Agora já abre à hora de almoço, mas eu, tenho de confessar, associo o Café de S. Bento à noite, a um jantar para o tarde, a uma ceia, no máximo a uma conversa à volta de dois copos, ao fim do dia. Recordo-me de lá ir há imensos anos, de sempre ter podido contar com um serviço extremamente delicado e competente, com simpáticos profissionais vestidos a rigor, sem falhas.

Depois, claro, com os bifes magníficos e imbatíveis em Lisboa – “à portuguesa” ou “à Marrare”; como alguém disse: o "rolls-beef" português – servidos com uma batata frita deliciosa (em duas versões, à escolha), acompanhados de vinho (lista pequena, mas de qualidade, com boas meias garrafas, o que começa a ser raro) ou uma cerveja “bem tirada”. Cuidado com o pão torrado e a manteiga de entrada, que são uma tentação. E há empadas, atenção! E queijo da serra, de grande qualidade.
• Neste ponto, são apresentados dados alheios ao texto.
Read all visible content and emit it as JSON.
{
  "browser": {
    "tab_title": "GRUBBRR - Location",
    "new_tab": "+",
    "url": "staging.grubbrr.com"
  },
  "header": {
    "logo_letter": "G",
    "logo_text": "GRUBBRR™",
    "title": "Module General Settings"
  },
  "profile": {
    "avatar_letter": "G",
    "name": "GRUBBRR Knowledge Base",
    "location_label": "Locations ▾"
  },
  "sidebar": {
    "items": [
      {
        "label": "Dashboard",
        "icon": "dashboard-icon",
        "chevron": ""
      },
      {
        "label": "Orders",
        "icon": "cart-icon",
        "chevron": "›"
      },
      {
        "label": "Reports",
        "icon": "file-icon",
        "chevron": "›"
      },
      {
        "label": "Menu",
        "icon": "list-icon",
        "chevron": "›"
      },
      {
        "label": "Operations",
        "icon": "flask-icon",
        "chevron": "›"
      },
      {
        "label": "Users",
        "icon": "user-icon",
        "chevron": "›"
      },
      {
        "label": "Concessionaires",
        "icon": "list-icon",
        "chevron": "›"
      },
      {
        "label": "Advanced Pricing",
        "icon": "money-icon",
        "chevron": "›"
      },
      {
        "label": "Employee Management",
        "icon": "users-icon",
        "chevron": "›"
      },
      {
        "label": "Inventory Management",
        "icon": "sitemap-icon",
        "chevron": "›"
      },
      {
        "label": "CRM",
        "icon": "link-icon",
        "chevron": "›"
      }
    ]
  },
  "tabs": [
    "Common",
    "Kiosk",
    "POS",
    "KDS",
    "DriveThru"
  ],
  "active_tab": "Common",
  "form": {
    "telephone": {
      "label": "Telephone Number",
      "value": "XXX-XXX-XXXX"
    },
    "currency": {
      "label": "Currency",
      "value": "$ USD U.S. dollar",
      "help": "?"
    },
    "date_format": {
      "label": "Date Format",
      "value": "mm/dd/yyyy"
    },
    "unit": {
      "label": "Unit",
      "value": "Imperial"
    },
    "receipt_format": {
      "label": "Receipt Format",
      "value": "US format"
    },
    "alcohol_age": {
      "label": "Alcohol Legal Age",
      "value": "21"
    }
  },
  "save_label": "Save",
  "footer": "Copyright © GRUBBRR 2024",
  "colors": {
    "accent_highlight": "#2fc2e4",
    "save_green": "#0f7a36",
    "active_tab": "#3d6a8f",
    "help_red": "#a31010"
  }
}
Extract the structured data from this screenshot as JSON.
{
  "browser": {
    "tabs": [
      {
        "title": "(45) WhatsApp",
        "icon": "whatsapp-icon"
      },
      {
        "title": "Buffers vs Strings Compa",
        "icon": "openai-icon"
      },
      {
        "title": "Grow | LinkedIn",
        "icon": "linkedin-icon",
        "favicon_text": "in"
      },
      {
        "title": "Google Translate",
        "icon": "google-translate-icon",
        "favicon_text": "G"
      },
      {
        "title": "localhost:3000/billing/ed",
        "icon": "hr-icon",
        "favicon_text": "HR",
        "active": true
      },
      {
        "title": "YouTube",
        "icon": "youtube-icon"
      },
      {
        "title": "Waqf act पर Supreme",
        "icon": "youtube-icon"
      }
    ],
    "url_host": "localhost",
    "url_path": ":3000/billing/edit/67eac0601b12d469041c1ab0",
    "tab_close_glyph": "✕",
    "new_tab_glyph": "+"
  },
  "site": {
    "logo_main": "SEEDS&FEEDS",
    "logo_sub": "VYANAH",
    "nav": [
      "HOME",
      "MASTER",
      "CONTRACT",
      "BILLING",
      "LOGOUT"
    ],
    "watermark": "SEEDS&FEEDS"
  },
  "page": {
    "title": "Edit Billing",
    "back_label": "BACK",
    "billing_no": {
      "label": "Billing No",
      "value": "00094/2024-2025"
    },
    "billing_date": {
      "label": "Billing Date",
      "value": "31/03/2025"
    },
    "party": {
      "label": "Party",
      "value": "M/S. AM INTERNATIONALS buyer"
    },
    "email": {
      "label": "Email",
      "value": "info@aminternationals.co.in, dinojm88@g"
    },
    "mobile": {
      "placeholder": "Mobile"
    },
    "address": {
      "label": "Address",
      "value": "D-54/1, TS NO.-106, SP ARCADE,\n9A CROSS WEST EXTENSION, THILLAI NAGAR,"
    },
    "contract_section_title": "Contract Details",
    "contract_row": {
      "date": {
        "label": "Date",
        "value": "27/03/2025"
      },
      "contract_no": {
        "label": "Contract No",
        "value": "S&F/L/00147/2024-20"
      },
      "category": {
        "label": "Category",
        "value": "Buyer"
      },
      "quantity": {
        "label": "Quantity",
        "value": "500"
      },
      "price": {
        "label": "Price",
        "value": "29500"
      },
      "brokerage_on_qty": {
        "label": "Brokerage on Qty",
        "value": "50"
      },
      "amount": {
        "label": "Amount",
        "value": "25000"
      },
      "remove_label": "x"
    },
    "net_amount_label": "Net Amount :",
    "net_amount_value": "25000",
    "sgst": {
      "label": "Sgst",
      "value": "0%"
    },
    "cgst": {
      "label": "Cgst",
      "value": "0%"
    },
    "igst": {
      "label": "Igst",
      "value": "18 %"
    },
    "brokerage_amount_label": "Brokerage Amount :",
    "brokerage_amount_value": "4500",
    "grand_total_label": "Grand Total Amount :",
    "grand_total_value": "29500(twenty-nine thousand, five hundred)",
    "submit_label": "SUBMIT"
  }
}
Os frequentadores são de variadas e múltiplas “raças”. Durante a semana, passam por lá, quase sempre, espécimens da nossa operosa deputação parlamentar, a prolongar a noitinha, quase sempre em registo de grave intriga, depois da exaustante tarefa diurna, exercida a bem da pátria e de todos nós. Aos domingos (porque está aberto aos domingos!) é a vez dos executivos/advogados da Lapa/Estrela assentarem nos sofás as bombazines e as Burberry’s, com madames esfomeadas à ilharga, a agitar os doirados cabelos, sempre de olho na entrada dos amigos “de toda a vida”, no tardio regresso do fim de semana nos montes alentejanos, às vezes com filharada adolescente já a aculturar-se ao espaço e aos bifes. E todos os outros, os namorados em busca das mesas de “tête-à-tête”, os solitários maduros que lêem o jornal disponível (com vareta, à antiga!) e cocam com displicente ansiedade a porta, em busca de companhia conhecida, para pôr termo à solidão frente ao copo, o pessoal da Fundação vizinha, os jornalistas já cansados dos colegas do Snob, etc. Tudo num ambiente sereno (salvo algumas “tias” e deputados mais histriónicos, a jogar para a plateia), muito agradável, de “boa onda”. E sem pressas, sem ninguém nos “enxotar” das mesas, mesmo que nos alimentemos por horas a cafés (desde sempre acompanhados de “After Eight”, como o horário recomendado recomenda).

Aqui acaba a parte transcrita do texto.